Depression is complicated. It's not always the most in-your-face of conditions, and the severity and the way it affects the person vary based on an individual's situation. And although only a doctor can actually diagnose the condition, there are some common habits that could be signs of depression.
It can be hard to discern when you've crossed the line from a typical daily habit to a sign that there's something else going on. Oftentimes it comes down to change, as Marianne Clyde, a licensed marriage and family therapist, tells Romper. The changes themselves may be subtle. You likely won't go from never doing something to doing it regularly in a short period of time, which can make it difficult for you to notice yourself. This is why Clyde says it you notice changes in a friend or family member, gently reaching out is a good idea. If your habits or routines are unusual for you and your life circumstances, they may be signs that things aren't OK. If you're concerned that you have a habit — or many habits — that might signal depression, reaching out to a qualified therapist or counselor might be a good idea. They'll be able to help you figure out if the habit is nothing to worry about or if you might benefit from getting some help for your depression. Either way, you'll know.
1Staying Up Too Late
Staying up too late or sleeping too long can be signs that something is wrong. Of course, there could be a reason for the late-night session every so often. Generally speaking, however, Clyde says an abnormal or unproductive sleep schedule could be a sign of depression. Long afternoon naps can also be a sign, especially if they're not just a one-off.

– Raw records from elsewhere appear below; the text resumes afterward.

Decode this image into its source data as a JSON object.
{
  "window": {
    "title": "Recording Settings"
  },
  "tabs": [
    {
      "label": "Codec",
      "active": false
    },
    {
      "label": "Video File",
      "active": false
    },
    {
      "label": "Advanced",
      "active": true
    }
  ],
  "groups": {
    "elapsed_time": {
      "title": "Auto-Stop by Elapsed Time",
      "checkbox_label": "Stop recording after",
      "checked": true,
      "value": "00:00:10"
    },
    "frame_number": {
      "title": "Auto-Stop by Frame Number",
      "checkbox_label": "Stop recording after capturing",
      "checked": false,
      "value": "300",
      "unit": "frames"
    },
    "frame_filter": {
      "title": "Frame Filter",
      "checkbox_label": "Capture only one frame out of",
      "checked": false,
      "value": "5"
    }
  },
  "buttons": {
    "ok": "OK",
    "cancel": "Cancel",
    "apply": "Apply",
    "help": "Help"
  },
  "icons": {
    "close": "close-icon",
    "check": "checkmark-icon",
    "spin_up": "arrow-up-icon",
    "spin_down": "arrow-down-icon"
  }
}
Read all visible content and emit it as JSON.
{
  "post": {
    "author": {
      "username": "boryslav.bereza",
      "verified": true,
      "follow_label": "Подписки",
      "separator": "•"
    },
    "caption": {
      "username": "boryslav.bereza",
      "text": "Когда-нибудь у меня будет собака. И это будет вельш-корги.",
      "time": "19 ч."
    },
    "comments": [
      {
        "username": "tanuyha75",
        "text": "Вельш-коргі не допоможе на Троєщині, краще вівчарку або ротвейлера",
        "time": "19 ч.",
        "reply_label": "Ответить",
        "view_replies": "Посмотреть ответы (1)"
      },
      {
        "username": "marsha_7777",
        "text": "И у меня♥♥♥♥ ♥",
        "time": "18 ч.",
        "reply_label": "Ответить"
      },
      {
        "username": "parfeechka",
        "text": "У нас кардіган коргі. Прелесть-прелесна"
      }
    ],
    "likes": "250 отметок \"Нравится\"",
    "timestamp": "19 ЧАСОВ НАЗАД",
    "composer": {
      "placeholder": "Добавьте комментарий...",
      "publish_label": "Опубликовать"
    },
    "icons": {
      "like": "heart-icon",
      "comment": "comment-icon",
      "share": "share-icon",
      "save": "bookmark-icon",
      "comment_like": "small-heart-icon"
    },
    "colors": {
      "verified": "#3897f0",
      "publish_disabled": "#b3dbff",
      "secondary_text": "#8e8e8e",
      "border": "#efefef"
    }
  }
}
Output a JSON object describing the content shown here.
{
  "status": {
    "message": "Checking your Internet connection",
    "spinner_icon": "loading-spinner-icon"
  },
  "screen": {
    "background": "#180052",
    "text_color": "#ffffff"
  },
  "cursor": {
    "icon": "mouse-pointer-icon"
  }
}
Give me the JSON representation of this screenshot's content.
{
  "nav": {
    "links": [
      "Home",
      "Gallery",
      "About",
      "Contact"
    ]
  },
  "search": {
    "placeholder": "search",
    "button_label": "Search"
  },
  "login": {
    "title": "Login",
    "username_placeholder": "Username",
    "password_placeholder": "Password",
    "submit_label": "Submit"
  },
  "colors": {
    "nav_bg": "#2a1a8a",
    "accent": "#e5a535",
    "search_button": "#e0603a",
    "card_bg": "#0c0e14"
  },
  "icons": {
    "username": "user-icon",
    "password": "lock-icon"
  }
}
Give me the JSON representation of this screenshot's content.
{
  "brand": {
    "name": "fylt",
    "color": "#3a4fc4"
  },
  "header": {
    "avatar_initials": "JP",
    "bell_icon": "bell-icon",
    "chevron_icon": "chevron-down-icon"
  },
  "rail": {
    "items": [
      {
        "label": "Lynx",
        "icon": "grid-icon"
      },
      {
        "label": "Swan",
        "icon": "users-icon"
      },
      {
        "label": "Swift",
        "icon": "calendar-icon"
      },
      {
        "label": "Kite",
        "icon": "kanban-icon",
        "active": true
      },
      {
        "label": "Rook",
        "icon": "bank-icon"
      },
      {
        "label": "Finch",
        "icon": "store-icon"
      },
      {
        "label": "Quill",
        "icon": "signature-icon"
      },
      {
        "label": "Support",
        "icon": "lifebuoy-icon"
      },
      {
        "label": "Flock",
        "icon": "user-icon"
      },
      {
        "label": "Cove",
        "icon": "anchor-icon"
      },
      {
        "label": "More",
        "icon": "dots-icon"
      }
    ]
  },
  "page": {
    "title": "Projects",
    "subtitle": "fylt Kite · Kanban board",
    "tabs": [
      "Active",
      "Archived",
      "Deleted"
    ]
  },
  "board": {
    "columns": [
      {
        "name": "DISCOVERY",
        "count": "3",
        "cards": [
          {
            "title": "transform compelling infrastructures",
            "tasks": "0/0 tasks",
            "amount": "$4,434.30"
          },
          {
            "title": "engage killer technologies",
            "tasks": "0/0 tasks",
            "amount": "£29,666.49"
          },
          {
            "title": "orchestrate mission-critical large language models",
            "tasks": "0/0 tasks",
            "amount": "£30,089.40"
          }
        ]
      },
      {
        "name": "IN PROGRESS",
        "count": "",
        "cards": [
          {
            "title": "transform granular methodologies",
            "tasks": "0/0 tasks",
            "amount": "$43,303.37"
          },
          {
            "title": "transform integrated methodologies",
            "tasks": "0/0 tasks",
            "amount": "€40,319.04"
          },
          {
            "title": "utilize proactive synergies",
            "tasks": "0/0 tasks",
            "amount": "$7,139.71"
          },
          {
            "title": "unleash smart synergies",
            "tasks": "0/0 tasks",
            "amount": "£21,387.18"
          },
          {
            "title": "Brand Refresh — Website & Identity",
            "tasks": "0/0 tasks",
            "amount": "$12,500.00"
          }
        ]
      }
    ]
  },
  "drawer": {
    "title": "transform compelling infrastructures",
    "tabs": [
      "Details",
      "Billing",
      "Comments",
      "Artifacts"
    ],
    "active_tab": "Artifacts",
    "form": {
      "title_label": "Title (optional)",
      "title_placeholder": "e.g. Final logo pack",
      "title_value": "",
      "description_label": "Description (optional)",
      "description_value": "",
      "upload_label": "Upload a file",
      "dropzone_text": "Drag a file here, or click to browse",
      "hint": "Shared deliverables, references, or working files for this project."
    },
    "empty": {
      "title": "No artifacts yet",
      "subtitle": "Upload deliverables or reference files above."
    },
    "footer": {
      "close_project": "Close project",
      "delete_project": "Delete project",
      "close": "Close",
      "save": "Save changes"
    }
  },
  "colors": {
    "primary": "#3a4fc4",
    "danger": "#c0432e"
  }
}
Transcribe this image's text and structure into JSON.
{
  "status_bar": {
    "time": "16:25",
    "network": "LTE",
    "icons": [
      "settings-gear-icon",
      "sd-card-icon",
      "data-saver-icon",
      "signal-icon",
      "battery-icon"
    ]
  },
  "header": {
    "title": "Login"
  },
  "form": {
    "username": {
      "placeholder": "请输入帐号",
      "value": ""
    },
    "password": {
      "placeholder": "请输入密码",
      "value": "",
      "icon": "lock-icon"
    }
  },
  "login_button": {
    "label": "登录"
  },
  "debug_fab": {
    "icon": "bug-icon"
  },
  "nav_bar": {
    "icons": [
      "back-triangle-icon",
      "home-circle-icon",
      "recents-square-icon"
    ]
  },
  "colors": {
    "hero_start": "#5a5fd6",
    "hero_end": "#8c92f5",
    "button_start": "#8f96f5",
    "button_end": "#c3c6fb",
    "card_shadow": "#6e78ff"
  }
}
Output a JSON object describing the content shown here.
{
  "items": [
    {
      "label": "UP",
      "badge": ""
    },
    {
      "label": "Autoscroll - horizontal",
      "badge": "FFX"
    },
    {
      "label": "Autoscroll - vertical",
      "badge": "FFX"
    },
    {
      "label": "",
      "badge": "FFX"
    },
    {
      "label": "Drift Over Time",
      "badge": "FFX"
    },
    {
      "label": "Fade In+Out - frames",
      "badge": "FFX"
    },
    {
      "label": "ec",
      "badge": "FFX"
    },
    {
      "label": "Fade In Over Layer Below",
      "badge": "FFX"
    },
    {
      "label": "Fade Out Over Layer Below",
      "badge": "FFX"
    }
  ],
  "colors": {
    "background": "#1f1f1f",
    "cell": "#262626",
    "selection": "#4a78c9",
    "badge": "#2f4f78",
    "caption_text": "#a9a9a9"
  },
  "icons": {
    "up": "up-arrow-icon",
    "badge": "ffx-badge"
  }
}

2Watching Too Much TV For A Long Period Of Time
Many people's evening activities include cleaning out their DVR. That being said, if you're spending your day watching hour after hour of television or using TV as a crutch to stay home instead of going out with family or friends, it could be a sign of depression. "If you find yourself wanting to curl up on the couch with some food and Netflix that is totally OK, but if it becomes a daily routine this can become a problem," therapist Kimberly Hershenson tells Romper by email. "Social isolation leads to anxiety, depression, and loneliness."
3Going Out Every Night
It's good to be social and spend time out with others. But if you go from spending Friday or Saturday nights out with friends to partying every night of the week, Clyde says hat could be a sign that there's another problem. Drastically changing behaviors like that could mean that you're trying to avoid something else.
4Making Up Plans To Avoid Friends Or Family
On the other hand, trying to avoid friends and family can be another sign of depression. That's not to say you don't deserve a night alone, but too much isolation might mean you're running from something. "If your partner or friend starts missing their favorite yoga class and has a different excuse (a type of covering up technique) each time, they may be trying to hide their emotions," licensed marriage and family therapist Michelene Wasil tells Romper by email. When this happens, the person likely feels as though they're dealing with the situation by avoiding the topic altogether.
5Skipping Your Workouts
Missing a workout here or there because you're exceptionally busy or just too tired to make it to the gym isn't all that big a deal. If you've all but stopped going, however, Hucherson says it could be a sign that all is not right, says Hershenson
6Heading To The Mall On A Regular Basis
Shopping can be fun and a nice distraction, but regularly relying on shopping or spending money to distract you from how you're feeling or what's going on in your life could be sign that you're depressed, as therapist Thai-An Truong tells Romper in an email exchange. Playing dress up is a fun, make believe game for kids which lets them make up a whole different world and life. Spending all your time in the dressing room can do the same for you.
7Dismissing Achievements Or Accomplishments
Although humility is generally considered to be a good trait to have, if you find yourself regularly dismissing or downplaying your accomplishments, you might want to ask yourself why. "People with this habit may be perceived as being humble or having high standards of themselves, which are two virtues that are encouraged to have by our society and culture," psychologist Dr. Pei-Han Cheng tells Romper by email. "However, this habit may actually be a manifestation of their feelings of worthlessness." It can be a difficult habit to break, but you worked hard to accomplish all you have — don't dismiss that.
Even if these habits don't apply to you, but you feel like something is wrong, there's absolutely nothing wrong with reaching out to get some help.